Abstract
Background: Elevating the hospital head of bed (HOB) to at least 30[degrees] is recommended practice to reduce the risk of ventilator-associated pneumonia (VAP) in mechanically ventilated patients. However, this common practice prescribes the position of the bed and not of the patient, which could be significantly different.
Objective: The aim of this research was to determine the relationship between patient migration in bed and anatomic torso angle.
Methods: Ten healthy participants were positioned in a hospital bed that was raised from flat to 30[degrees] and 45[degrees] HOB elevations. Prior to bed movement, participants were aligned to different locations along the length of the bed to represent different amounts of migration. A motion capture system was used to measure torso angle and migration toward the foot of the bed. The relationship between torso angle and migration was estimated by linear regression.
Results: Patient migration resulted in lower torso angles for both 30[degrees] and 45[degrees] HOB articulations. A migration of 10 cm resulted in a loss of 9.1[degrees] and 13.0[degrees] of torso angle for HOB articulations of 30[degrees] and 45[degrees], respectively (for 30[degrees] articulations: [beta] = -0.91, R2 = .96; for 45[degrees] articulations: [beta] = -1.30, R2 = .98).

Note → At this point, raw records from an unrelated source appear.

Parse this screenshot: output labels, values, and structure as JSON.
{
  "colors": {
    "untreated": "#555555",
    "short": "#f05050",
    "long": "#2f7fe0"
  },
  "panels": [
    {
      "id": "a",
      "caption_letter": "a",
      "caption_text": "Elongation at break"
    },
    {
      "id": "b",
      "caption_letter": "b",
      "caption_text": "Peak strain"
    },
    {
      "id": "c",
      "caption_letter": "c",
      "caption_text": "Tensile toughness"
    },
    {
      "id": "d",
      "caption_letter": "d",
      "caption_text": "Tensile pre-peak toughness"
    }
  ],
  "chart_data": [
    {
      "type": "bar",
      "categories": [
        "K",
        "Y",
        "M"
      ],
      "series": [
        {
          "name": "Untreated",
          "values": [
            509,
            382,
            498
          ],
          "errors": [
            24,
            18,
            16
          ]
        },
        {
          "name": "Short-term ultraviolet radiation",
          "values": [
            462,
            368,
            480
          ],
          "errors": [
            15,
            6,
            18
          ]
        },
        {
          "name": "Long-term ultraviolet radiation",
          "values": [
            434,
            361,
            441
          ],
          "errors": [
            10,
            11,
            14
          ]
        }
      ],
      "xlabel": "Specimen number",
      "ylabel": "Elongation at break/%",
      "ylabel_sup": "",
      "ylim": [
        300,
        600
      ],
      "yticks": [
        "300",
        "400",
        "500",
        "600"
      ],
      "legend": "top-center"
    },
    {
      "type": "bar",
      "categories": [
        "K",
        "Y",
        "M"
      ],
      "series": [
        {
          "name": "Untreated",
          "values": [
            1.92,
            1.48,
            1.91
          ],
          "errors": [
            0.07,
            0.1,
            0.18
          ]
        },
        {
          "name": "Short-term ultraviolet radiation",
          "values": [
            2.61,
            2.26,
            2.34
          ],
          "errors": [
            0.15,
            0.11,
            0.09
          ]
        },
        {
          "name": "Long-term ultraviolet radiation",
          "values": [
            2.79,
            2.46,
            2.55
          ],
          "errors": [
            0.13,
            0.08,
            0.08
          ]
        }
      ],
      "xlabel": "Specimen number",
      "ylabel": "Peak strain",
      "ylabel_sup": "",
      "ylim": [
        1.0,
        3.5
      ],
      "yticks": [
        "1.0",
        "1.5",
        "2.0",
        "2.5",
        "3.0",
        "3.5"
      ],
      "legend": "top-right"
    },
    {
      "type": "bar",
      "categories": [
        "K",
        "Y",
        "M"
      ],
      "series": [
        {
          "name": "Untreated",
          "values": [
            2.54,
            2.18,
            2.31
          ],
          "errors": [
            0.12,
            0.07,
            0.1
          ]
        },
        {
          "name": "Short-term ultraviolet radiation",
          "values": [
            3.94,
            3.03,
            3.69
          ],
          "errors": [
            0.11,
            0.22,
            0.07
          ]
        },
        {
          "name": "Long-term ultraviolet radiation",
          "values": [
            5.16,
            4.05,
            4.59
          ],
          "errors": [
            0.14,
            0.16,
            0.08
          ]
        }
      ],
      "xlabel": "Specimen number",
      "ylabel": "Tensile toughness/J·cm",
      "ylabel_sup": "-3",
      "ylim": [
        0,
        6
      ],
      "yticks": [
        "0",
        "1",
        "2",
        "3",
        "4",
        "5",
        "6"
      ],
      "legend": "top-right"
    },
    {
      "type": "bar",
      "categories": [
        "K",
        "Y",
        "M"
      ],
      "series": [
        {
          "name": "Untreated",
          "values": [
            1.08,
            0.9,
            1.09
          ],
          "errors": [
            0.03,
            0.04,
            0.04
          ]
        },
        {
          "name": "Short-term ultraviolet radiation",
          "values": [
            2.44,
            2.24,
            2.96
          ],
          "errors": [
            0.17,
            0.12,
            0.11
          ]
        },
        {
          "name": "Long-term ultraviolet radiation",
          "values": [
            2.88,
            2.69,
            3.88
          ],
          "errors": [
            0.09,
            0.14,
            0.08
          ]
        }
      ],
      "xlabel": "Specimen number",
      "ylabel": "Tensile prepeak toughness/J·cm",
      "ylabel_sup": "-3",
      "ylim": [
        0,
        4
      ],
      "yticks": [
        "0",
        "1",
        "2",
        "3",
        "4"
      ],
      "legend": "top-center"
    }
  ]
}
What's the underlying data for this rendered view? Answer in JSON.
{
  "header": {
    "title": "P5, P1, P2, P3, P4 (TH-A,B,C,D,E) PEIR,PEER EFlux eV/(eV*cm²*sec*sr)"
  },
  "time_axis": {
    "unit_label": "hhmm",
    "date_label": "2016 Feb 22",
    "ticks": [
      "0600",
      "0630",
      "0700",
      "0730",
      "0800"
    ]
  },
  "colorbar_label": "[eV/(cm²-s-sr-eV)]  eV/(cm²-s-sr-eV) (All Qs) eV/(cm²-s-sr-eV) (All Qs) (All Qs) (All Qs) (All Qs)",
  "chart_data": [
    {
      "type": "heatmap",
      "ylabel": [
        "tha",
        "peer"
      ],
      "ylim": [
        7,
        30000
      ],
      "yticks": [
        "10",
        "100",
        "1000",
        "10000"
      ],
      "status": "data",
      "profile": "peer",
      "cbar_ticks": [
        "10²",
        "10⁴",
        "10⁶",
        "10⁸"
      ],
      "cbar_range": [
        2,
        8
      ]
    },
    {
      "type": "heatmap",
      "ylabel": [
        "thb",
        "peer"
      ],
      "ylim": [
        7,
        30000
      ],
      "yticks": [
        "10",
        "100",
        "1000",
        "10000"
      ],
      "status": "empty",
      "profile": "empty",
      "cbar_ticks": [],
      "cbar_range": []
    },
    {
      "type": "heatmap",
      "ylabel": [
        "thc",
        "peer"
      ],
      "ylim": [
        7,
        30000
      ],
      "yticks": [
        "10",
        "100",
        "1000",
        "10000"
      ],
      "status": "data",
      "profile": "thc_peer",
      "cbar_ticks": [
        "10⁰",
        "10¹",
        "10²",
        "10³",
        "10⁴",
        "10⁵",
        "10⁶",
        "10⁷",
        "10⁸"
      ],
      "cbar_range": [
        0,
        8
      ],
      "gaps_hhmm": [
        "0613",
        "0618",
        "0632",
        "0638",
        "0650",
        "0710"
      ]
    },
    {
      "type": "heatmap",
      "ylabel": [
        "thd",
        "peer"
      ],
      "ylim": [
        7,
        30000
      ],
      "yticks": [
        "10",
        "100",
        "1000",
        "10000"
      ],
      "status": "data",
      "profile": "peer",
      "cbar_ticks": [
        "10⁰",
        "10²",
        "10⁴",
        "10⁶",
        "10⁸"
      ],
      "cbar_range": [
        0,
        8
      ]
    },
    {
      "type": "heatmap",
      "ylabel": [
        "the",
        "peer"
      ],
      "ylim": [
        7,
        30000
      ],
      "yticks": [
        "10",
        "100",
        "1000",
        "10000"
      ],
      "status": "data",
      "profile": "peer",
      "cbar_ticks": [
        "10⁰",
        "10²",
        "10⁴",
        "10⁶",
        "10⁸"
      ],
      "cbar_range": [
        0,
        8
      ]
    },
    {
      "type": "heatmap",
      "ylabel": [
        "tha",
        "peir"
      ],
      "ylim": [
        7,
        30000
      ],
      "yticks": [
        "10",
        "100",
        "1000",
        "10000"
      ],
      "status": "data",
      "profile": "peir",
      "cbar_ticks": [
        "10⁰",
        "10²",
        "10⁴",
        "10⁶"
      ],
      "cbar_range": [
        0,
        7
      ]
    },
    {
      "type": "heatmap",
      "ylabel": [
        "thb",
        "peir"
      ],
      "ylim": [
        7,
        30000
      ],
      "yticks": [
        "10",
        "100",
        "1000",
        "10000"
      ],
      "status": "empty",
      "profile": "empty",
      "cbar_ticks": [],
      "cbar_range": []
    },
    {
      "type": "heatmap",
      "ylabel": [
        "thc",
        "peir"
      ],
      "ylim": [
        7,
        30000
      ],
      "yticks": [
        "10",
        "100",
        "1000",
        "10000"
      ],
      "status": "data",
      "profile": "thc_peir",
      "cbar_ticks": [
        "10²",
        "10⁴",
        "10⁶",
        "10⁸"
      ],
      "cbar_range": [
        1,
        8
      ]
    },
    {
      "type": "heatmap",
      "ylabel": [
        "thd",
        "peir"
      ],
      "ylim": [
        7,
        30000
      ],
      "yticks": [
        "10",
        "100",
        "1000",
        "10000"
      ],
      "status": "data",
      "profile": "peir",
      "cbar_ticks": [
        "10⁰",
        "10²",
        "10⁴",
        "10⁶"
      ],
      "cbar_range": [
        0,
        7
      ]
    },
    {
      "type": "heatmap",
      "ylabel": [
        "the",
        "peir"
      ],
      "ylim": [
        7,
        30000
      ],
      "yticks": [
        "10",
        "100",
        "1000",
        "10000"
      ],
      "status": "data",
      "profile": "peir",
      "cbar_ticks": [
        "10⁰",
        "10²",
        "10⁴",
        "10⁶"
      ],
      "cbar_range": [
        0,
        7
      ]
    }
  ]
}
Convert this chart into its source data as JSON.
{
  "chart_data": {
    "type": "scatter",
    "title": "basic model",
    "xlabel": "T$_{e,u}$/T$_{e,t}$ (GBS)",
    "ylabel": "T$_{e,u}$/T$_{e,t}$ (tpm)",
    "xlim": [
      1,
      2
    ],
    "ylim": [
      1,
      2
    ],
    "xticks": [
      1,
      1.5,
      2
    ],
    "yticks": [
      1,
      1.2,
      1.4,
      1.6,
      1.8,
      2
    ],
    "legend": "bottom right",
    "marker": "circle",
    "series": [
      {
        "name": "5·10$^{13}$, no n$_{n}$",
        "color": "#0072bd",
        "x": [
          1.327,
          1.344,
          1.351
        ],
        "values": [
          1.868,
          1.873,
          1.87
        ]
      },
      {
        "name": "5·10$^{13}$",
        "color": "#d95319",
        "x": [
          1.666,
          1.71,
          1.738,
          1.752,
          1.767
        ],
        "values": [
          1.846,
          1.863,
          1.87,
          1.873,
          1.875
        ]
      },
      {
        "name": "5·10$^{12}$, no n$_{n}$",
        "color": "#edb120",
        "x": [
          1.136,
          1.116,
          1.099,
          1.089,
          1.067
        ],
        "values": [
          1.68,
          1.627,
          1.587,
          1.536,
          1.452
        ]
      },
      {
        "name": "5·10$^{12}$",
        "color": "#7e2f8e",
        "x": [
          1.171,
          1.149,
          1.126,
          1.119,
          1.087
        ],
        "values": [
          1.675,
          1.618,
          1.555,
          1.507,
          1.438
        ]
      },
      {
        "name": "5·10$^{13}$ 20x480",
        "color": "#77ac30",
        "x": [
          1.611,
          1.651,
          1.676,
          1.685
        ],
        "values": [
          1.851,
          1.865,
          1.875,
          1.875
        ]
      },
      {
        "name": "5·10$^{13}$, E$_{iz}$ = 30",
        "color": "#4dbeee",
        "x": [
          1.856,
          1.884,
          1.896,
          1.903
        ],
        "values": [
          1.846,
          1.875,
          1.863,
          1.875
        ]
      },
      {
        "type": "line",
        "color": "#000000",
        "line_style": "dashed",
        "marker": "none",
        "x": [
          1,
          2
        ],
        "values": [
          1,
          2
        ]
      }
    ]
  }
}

Discussion: Migration toward the foot of the bed flattens the torso. To maintain a torso angle that is likely to protect against VAP, healthcare providers need to manage both HOB angle and migration. Protocols and equipment that minimize patient migration will help support effective clinical practice. Future research on patient migration, as it relates to VAP or other outcomes, should measure patient torso angle to allow accurate translation of the results to care practice.